144 Prozent Muslime

In der Schweiz scheiterte eine Abstimmung zur erleichterten Einbürgerung von Ausländern.
Die rechte SVP konnte das rassistische Ressentiment mobilisieren. von thomas schwendener, zürich

Der Weg zum Schweizer Bürgerrecht wird für die Nachkommen von Zuwanderern weiterhin lang bleiben. Am Sonntag vor einer Woche scheiterte in der Schweiz die Abstimmung über die erleichterte Einbürgerung von Ausländern der zweiten und dritten Generation. Ziel der ersten Vorlage war eine Vereinfachung der langwierigen Einbürgerungsprozedur für Menschen, die in der Schweiz aufgewachsen sind – wie sie in einigen Kantonen bereits gültig ist – sowie die gesamtschweizerische Vereinheitlichung der betreffenden Gesetze. Außerdem hätten nach einer zweiten Vorlage Personen, von welchen mindestens ein Elternteil in der Schweiz aufgewachsen ist, bei ihrer Geburt automatisch eingebürgert werden sollen. Beide Vorlagen wurden von den Schweizer Stimmbürgern verworfen.
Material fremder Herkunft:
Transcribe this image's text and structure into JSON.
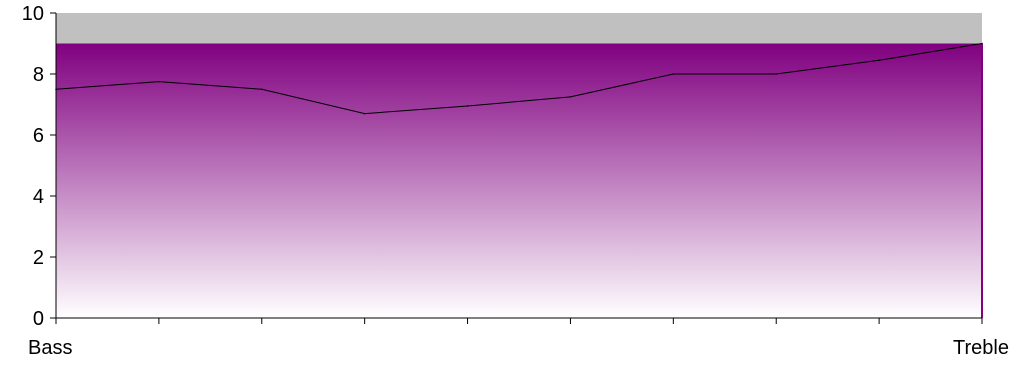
{
  "chart_data": {
    "type": "area",
    "title": "",
    "xlabel": "",
    "ylabel": "",
    "ylim": [
      0,
      10
    ],
    "yticks": [
      0,
      2,
      4,
      6,
      8,
      10
    ],
    "x_points": 10,
    "x_end_labels": [
      "Bass",
      "Treble"
    ],
    "grid": false,
    "legend": "none",
    "series": [
      {
        "values": [
          7.5,
          7.75,
          7.5,
          6.7,
          6.95,
          7.25,
          8.0,
          8.0,
          8.45,
          9.0
        ]
      }
    ],
    "band": {
      "min": 0,
      "max": 9
    },
    "colors": {
      "plot_background": "#c0c0c0",
      "fill_top": "#800080",
      "fill_bottom": "#ffffff",
      "line": "#000000",
      "axis": "#000000"
    }
  }
}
In einem Kommuniqué zur Abstimmung bedauert der – nicht gerade für sein antirassistisches Engagement bekannte – Schweizerische Arbeitgeberverband, »dass der emotionalen Kampagne der Gegner der Vorlage, die dem Volk mit dem Gespenst einer ›Masseneinbürgerung‹ Angst machen wollte und Ausländerfeindlichkeit säte, Erfolg beschieden war«. Trotz des Euphemismus »emotionale Kampagne«, scheint selbst der Arbeitgeberverband verstanden zu haben, was an den Urnen entschieden hat: das rassistische Ressentiment.

Stützten sich die Schweizer Volkspartei (SVP) und ihre Sekundanten bisher meist noch auf Standortargumente oder die mögliche Erhöhung der Immigration, fehlte bei der Abstimmung selbst dieses pseudorationale Fundament; damit traten die rassistischen Absichten der Vorlagengegner offen zu Tage. Die größeren Parteien und die Wirtschaftsverbände waren sich einig in ihrer Zustimmung zur Vorlage. Einzige Ausnahme: die SVP.

Diese hat es jedoch wie üblich verstanden, das vorhandene Ressentiment zu mobilisieren. Die konkreten Objekte der SVP-Propaganda scheinen relativ austauschbar.

Während in den letzen Abstimmungen meist »drogendealende Schwarzafrikaner« Ziel der Kampagnen waren, wurde diesmal insbesondere vor einer »Islamisierung« der Schweiz gewarnt. Dazu griff die Partei die Zahlen der Immigration von Muslimen während der Jugoslawien-Kriege auf und rechnete sie bis 2040 hoch. Nach der hausgemachten Hochrechnung, welche in unzähligen Zeitungen abgedruckt wurde, hätte der Prozentsatz von Muslimen in der Schweiz 2050 bereits 144 Prozent erreicht, was selbst dem gemeinen SVP-Wähler reichlich absurd erscheinen dürfte.

Bekanntlich lässt sich aber das Ressentiment nicht von Nebensächlichkeiten wie Logik stören. So muss es auch nicht verwundern, dass die SVP mit dem Konterfei von Osama bin Laden die Vorlagen zu Fall bringen wollte, die lediglich das bestehende Einbürgerungsverfahren vereinfachen und ausbauen sollten.

Der Sieg, den die SVP mit dem Diskurs der »Überfremdung« und des »Ausverkaufs der Heimat« im Alleingang errungen hat, muss als richtungsweisend verstanden werden. Während die letzte Asylinitiative der SVP Ende 2002 noch mit 50,1 Prozent abgelehnt wurde, geht die Partei nunmehr klar gestärkt aus dieser Abstimmung hervor.

Unterdessen sammelt sie bereits Unterschriften für ein »Volksbegehren«, nach welchem die Einbürgerung von Ausländern ganz den gesetzlichen Instanzen entrissen und in die Hände des Volkes gelegt werden soll. Schon heute bestimmen in vielen Gemeinden die Wahlberechtigten per offener Abstimmung über Einbürgerungen; in anderen entscheidet der Gemeinderat darüber. Das kraft der Propaganda aufs richtige Objekt gelenkte Ressentiment soll, geht es nach der SVP, direkt an der Urne bestimmen, wer den roten Pass erhält und wer weiterhin in den SVP-Statistiken als Ausländer auftaucht.